I'm feeling that way again.

This week it came up with my boss that I've been dropping the ball on a part of my job. I knew this. It is a part that I like, but it has been hard for me to prioritize higher than other things which are also important and also urgent. I nevertheless made time to work on it. Where it became clear to me that without some seriously intensive graphics design software instruction, I can't do anything. I pulled in the art teacher, who teaches Photoshop, and she was at as much of a loss as I am. I suggested to my boss that I don't have time for this anyway and it was suggested back that we can't afford to pay anyone to do this work, but we could afford for me to learn how to do it. Which presumes, of course, that I have *any* interest in learning how to do graphical design. Or any talent. I don't need to know how to do everything, just this huge sub-field of computing in which I have no interest.

Today I figured out a possible way to fix the problem without a degree. I think I might have done it, but I can't connect to the server so I can test it. I asked the resident expert for help and he was pretty accomodating. After going down some wrong path involving our home nameserver and before giving up, he did some kind of mumbo-jumbo that is subtly different, possibly, from something else he did in the past, neither of which (obviously) I understand. He figured he could mention that he manually changed a line in nameserver.conf.d (or something) and that the next time it comes up, I'd remember that there's a backup copy in nameserver.conf.hq-doesn't-work-here.d (or something). Because I'm so good with remembering all the .d stuff. I guess the upside of having the Mac servers is that at least I can use spotlight to find that kind of stuff, since people have a tendancy to say "just update the supergeek.conf.d" like I have any idea where that would be.

I'm significantly more willing to become a Mac expert and a Unix expert than probably at any point in the past 10 years. But I can't get expert on everything right.this.second. I am doing the best I can. And in the middle of trying to figure out the graphics-expert stuff is not a great time to suggest a crash course in nameserving.

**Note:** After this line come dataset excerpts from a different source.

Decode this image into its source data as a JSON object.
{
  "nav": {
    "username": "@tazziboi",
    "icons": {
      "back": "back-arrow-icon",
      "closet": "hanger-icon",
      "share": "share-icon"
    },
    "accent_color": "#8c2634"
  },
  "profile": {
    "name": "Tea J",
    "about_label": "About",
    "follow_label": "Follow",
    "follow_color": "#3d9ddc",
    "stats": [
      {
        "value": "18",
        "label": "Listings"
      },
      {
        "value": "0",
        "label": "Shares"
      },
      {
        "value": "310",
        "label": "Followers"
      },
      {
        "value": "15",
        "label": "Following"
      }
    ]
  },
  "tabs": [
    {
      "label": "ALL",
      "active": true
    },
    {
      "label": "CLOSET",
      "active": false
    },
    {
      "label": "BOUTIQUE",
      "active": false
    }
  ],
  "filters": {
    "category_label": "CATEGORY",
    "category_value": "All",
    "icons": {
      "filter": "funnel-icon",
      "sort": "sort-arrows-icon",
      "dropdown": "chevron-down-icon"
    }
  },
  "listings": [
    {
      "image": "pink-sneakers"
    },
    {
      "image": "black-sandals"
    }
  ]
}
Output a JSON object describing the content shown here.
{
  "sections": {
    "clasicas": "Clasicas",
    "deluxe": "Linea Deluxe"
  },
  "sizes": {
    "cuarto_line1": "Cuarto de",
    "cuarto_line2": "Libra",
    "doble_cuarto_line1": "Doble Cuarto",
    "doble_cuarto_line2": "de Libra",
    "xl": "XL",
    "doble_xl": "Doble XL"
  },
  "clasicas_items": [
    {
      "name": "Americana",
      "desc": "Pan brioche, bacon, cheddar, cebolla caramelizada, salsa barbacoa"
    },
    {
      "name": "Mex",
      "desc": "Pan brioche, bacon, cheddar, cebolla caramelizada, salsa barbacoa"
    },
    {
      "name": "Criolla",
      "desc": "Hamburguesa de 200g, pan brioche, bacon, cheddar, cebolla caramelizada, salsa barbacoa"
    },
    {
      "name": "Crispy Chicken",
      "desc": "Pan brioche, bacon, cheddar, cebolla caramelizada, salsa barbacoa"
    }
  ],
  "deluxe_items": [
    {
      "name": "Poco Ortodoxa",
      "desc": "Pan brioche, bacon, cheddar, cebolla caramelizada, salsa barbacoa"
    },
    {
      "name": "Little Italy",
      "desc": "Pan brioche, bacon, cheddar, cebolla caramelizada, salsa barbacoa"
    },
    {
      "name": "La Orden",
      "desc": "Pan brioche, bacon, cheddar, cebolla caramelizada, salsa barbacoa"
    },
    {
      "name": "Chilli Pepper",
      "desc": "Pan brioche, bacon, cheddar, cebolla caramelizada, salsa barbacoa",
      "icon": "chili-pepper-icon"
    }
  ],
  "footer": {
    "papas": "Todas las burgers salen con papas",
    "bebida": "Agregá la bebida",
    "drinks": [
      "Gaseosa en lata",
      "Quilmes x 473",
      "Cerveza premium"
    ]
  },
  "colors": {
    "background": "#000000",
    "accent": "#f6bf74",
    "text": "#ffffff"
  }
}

On the one hand, I recognize that I am a huge whiner who needs to understand every aspect of every part of technology used at my workplace. I need to be able to step in and do every job without warning and it is clear that anything less will be considered abject failure by people whose opinions I (sadly) value. On the other hand, I am actually only human and it would appear that I need to get over caring what the people I value most think of me, since I am apparently destined to suck.